UConn researcher develops novel storm damage prediction model
Wei Zhang used GIS and statistical data to construct a novel model of tsunami damage in Fairfield, CT. The model can easily transfer to other storm types and communities.
As climate change is intensifying storms, coastal communities are searching for new ways to fortify themselves. This effort starts with knowledge. UConn researchers are working with local communities to provide them with information that can help them increase their resiliency.
Associate Professor in the Department of Civil and Environmental Engineering Wei Zhang published a paper which will appear in the October issue of “Engineering Structures” outlining the model he developed to predict tsunami damage, including damage caused by debris.
Ph.D. student Xiaolong Ma is the first author on this paper. Ph.D. students Xuan Li and Zhixia Ding are co-authors.
This research is part of a larger effort with which Zhang is involved focusing on promoting community resiliency for Connecticut’s coastal communities through the Connecticut Institute for Resiliency and Climate Adaptation (CIRCA). This work is funded by the Connecticut Sea Grant and the National Oceanic and Atmospheric Association.
Zhang used a Fairfield community to generate this model. Fairfield was one of the communities in the northeastern United States that was most severely impacted by Hurricane Sandy in 2012. The town faced blackouts, flooding, downed trees, streets buried in sand, and homes washed out to sea.
Zhang worked closely with the town which provided him and his team with critical GIS data.
“Without the support of the community, we wouldn’t have been able to do anything,” Zhang says.
Zhang collaborated with town engineers who had expertise about what kinds of building methods and materials were most prevalent at certain times. This information provided critical insights into how these buildings would perform in different flooding, storm surge, and wind conditions.
Most of the 2,000 buildings in the community were built between 1900 and 2010. Zhang used statistical data of the buildings to group buildings built during the pre-war 1930s, post-war 1960s, and 1990s to capture representative data.
The novelty in Zhang’s model is that it considers not just the “failure rate” of individual buildings, but the impact of debris these failed structure generate on surrounding buildings. Failure is defined as having the roof or siding torn away by the storm.
Zhang’s model calculates the debris the direct storm impacts would generate. The model then determines how those debris would cause a cascade of damages for the entire community with different weather condition scenarios.
Debris from failed buildings can be carried downstream during a storm. Strong winds and waves can toss the debris around and severely damage structures otherwise unharmed by the storm.
Zhang found the number of failed buildings is 22% higher when considering debris impacts than without considering them.
“It’s not just about your own building,” Zhang says. “It’s about the whole community.”
While Connecticut does not regularly experience tsunamis, the model Zhang generated using tsunami conditions provides an excellent, transferable tool to study more common storm conditions with multiple coastal hazards. The model can also easily be transferred to study other coastal communities.
“This methodology is very easy and straightforward,” Zhang says. “People can easily move this research into other communities.”

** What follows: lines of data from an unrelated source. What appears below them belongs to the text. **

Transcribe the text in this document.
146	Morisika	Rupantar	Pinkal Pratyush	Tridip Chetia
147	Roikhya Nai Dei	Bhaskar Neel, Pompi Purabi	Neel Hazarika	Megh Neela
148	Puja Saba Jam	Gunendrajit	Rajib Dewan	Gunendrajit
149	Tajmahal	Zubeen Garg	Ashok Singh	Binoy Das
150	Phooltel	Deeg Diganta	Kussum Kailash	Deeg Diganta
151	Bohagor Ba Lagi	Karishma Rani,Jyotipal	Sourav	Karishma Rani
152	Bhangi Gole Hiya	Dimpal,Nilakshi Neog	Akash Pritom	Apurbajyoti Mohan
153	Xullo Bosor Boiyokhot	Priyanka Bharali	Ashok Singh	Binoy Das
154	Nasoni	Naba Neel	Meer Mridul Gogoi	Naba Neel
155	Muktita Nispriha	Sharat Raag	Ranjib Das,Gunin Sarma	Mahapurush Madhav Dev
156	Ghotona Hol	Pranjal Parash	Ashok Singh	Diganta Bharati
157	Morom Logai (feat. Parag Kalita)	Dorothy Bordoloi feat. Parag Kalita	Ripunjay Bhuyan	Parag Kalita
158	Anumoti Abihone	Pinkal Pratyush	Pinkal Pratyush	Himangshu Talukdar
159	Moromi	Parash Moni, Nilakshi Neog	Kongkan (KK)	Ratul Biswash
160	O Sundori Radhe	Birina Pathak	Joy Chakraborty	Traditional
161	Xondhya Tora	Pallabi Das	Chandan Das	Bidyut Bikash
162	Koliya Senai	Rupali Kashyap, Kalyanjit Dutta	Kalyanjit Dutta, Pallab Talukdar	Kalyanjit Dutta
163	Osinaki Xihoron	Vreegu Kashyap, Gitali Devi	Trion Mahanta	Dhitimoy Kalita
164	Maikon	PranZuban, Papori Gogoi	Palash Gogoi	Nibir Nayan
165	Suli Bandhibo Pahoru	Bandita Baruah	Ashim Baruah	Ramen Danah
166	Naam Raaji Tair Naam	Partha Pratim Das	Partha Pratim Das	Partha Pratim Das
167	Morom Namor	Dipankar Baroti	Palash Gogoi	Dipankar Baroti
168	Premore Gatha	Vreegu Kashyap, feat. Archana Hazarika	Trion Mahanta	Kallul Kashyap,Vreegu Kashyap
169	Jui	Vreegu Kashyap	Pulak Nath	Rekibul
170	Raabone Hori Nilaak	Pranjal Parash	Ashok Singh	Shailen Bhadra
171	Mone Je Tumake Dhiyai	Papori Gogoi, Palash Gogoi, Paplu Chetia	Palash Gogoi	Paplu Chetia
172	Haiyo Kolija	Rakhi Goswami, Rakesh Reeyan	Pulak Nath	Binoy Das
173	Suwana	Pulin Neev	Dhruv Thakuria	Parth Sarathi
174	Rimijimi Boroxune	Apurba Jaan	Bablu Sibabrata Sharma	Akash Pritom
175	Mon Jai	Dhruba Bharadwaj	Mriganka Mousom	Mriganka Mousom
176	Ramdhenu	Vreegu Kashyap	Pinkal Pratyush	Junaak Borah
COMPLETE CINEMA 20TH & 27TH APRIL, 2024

The information can help policymakers decide what kinds of resiliency measures to implement in their communities. These measures often come as either “grey”, “green,” or combined green and grey infrastructure.
Much traditional grey infrastructure includes things like storm walls, which were found not to be that effective during many extreme hurricane events, such as Hurricane Sandy. In recent years, green infrastructure concepts have become an increasingly popular option. Green infrastructure incorporates natural storm barriers like marshes or sand dunes which can reduce the energy of storm waves.
The model can also assist preliminary planning efforts for new communities. By understanding the risks present in a certain coastal area, a community can take proactive measures for their community planning to minimize future storm impacts.